Yeah, for sure. I used to run Born to be Bad Vintage, which was an online vintage store through Etsy. About a year ago, I decided that I was going to do photography full time, so I stepped away from it. I found that I loved [photography] more. I used to work in vintage stores. I was always very D.I.Y., and I still am even now. My first inclination when I need something for photography isn’t necessarily to go out and buy it, it’s to try and figure out how to make it. So it did feel like a natural progression to sell vintage, and I had amassed such a large collection on my own, it felt like a good way to move some of it.
Let’s talk about @supportyourlocalbadgirls on Instagram. What would you say is the goal?

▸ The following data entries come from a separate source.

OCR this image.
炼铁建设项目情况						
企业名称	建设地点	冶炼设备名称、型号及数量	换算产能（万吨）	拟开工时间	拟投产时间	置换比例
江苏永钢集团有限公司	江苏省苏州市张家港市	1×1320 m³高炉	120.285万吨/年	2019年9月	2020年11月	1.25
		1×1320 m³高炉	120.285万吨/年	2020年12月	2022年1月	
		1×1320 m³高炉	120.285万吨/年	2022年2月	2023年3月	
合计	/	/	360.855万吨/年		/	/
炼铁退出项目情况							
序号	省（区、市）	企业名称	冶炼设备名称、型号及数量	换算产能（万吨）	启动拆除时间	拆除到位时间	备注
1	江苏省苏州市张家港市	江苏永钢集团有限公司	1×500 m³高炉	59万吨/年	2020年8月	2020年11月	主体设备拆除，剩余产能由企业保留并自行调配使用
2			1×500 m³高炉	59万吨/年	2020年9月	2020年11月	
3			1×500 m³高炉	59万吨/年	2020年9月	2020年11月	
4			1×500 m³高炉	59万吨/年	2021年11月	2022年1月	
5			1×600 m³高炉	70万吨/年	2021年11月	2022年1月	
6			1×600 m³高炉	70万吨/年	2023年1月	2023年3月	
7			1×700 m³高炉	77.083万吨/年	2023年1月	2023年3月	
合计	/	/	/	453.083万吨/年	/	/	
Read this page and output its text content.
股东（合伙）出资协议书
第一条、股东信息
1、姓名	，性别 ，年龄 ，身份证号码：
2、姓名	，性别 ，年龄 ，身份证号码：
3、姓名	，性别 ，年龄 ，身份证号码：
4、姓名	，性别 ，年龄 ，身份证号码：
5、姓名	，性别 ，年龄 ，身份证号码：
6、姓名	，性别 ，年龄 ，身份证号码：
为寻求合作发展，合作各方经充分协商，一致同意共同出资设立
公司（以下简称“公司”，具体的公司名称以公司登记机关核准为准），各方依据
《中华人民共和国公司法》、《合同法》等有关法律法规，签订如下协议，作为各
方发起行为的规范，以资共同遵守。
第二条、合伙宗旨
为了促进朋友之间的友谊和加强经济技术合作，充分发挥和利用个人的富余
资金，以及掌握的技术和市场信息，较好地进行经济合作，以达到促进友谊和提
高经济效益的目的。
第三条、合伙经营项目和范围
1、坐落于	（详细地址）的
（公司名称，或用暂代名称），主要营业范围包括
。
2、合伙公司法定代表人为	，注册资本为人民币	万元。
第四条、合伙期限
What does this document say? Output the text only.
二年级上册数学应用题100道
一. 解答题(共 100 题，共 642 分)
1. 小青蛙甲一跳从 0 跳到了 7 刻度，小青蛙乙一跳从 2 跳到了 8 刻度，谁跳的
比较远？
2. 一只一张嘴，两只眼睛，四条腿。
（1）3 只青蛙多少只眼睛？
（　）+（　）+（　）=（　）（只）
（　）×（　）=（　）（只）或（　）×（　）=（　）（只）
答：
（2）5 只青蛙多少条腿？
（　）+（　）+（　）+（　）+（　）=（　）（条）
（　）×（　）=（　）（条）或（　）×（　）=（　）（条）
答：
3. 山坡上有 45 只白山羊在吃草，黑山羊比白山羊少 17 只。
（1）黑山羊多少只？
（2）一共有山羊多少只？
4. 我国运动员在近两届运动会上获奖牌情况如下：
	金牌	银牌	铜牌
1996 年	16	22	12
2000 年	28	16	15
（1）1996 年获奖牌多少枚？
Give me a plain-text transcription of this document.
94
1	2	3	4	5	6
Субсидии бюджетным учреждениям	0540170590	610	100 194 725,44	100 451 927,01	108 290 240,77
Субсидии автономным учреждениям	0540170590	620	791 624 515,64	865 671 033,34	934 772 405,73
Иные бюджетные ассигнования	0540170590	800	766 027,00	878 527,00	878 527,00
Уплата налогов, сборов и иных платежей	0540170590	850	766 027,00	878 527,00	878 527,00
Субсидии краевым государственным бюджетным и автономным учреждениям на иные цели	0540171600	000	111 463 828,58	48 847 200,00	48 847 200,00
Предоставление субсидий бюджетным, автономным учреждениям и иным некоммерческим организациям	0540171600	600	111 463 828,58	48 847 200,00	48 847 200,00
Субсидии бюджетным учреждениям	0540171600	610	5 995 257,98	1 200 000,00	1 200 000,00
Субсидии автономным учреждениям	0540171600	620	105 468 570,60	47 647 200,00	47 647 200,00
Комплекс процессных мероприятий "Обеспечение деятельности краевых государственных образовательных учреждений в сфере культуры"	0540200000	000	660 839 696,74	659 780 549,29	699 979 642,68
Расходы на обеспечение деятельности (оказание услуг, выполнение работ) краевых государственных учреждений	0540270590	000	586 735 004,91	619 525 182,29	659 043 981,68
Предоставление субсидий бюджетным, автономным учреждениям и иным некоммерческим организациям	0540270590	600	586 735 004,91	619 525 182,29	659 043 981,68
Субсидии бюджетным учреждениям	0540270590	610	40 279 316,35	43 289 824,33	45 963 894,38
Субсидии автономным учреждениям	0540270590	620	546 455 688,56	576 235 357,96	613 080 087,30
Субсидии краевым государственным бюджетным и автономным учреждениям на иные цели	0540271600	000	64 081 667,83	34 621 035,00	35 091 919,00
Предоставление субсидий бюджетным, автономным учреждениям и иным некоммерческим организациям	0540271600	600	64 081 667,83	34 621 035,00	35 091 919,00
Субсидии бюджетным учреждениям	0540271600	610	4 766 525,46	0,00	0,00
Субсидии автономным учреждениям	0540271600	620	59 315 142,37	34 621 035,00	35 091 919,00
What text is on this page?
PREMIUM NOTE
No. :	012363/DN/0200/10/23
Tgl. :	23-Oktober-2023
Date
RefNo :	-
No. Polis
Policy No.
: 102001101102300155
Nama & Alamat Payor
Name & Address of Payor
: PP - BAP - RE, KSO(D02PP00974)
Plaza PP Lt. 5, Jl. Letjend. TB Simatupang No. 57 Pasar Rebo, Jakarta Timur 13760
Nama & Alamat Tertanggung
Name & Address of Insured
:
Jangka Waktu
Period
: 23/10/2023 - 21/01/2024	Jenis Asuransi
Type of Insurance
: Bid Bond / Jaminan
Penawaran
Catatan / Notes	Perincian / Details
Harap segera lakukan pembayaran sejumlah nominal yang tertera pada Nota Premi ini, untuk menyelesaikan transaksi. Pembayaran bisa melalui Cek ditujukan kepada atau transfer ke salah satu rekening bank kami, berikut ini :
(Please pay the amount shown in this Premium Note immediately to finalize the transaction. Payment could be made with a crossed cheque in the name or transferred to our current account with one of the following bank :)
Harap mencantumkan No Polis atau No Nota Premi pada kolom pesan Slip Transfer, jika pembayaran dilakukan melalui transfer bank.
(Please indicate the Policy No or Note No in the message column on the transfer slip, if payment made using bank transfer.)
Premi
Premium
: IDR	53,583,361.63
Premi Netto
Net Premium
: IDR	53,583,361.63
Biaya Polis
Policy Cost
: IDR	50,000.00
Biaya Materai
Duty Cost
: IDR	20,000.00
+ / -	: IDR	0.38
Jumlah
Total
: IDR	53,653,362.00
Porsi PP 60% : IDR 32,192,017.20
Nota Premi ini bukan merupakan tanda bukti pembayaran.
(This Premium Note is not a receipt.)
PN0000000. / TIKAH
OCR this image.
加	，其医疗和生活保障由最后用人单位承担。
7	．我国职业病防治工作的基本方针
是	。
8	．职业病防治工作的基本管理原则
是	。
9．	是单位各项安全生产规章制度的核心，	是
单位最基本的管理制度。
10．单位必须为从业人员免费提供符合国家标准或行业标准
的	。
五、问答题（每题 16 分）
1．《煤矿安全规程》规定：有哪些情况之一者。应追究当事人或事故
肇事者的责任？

I never started it with a goal. I got Instagram one day and it was kind of just my private account. @Borntobebadvintage was a business account, and I just wanted a private account where I could just post dumb things like selfies and pictures of my cats and things like that. I just typed it in and that was my name, and then I started posting my photography on it as well. When that gained momentum, I deleted all the personal things and now it has become my photography page. I was never expecting it to happen.
Could you tell us about your upcoming projects?
A couple of friends from town run Camera Traders in Market Square, Victoria. They sell used equipment and analog cameras, and they supply a really good selection of film.
In February, the apartment that I lived in for a really long time burnt down. I didn’t have proper scanning equipment for my negatives or a place to work, and [my friends from Camera Traders] let me use their equipment and really helped me with anything I needed for work. Eventually we got talking and decided to make a gallery space. We’re set to open February 2018. We’ve just put our first submissions call out for a group analog photography show. The gallery is going to be focused on experimental and emerging artists in Victoria. There are always some realms of photography that go unseen or are deemed too weird for certain galleries. Hopefully we can represent more of that.